Don’t Tell Your Parents: Schools Embrace MySpace

SOME SCHOOLS BAN social networks for wasting classroom time or to protect students from weirdos. But, as part of a wider trend toward less top-down teaching, other institutions are putting tools like MySpace, Bebo and Facebook on the curriculum — and teachers are saying: “Thanks for the add.”

Recent efforts to outlaw the Web 2.0 sites so beloved by teenagers include a congressional bill that would throttle funds to schools that do not restrict access. But Elgg, open-source social networking software developed at the University of Brighton, has been designed specifically with academic uses in mind.

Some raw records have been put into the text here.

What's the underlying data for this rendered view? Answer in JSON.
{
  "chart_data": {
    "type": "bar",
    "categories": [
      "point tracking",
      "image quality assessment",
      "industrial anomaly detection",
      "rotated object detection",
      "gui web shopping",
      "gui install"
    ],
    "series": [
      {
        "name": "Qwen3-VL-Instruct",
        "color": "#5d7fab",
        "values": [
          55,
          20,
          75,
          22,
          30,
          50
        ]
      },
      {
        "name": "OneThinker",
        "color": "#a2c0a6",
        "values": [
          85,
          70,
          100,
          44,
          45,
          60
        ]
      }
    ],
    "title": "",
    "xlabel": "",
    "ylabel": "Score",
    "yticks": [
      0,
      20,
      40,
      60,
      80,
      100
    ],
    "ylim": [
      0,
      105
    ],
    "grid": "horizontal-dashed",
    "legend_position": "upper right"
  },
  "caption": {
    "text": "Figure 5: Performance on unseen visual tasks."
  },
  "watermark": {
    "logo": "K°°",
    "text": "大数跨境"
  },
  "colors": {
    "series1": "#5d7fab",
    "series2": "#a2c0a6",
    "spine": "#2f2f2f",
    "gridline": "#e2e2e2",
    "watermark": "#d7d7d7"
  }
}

Students, tutors and researchers each get a profile page, a blog, photo sharing and friends lists, and they can create and join on-site discussion communities. Some of these features might cause tutors to balk, but Elgg’s creators say the collaborative, conversational exchanges in which today’s students have become so fluent outside class are the best way to deliver learning inside it.

“The virtual learning environment model used by nearly all universities these days is based on the traditional tutor-led, course-structured mode of learning and doesn’t easily allow for significant participation by students or for crossing course boundaries,” said Stan Stanier, the school’s learning technologies manager, who oversees a 33,000-member Elgg installation. “Higher education is meant to be an environment for student-centered and collaborative learning.”

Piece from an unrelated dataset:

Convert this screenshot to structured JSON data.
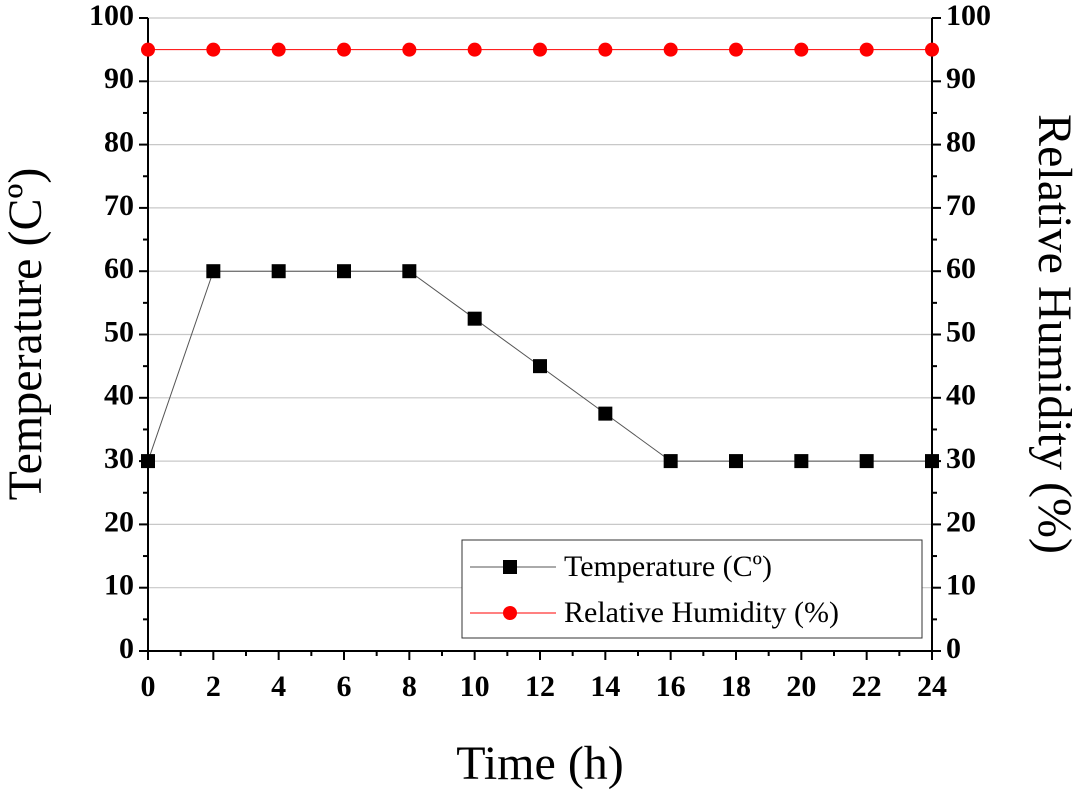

Broadly, Elgg represents a shift from aging, top-down classroom technologies like Blackboard to what e-learning practitioners call personal learning environments — mashup spaces comprising feeds, blog posts, podcast widgets — whatever resources students need to document, consume or communicate their learning across disciplines.

The idea is spreading. Freely downloadable, Elgg now powers networks set up by nearly 50 schools and colleges around the world, including a particularly active rollout at Universidade de São Paolo in Brazil. In a country where social networking usually means finding a date using orkut, São Paolo’s Stoa builds relationships between groups of physicists, literature students and others.

“One undisputed finding in educational research is that group study works,” said professor Ewout ter Haar. Ter Haar said the software allows students and teachers to share and debate their work, and as a networking tool where students and teachers can find others with similar interests. “Students seem to be using especially their blog as the expression of their academic identity,” he said.

But Elgg, which is being translated into nearly 40 languages, may also have applications outside education.

With media organizations and sports teams scrambling to create yet another social network, the software could become an open-source rival to Marc Andreessen’s Ning platform, an easy way to create on-the-fly, user-centric sites for any conceivable niche.

Around 30 private companies and other organizations, including France Telecom, are already using Elgg. Curverider, a Brighton University spinoff responsible for commercializing the software, recently released an enterprise edition targeting big businesses keen to get on board the social networking train.

Even if Elgg doesn’t grow to rival MySpace’s 160 million members, Curverider’s Explode might help users stay connected across competing networks. Individuals can make friends with one another no matter whether their favorite haunt is Facebook, Flickr or their own blog.

Developers say cross-platform networking could overhaul academic norms.

“Every social network site, MySpace and Facebook included, is in effect a silo of activity with no way to expand,” said project manager Dave Tosh. “In an education context, it will allow students and researchers to collaborate outside the walls of their own institution.”

The University of Brighton hosts ElggJam07, an Elgg-themed conference, July 11. Registration is free, but limited to 70 places.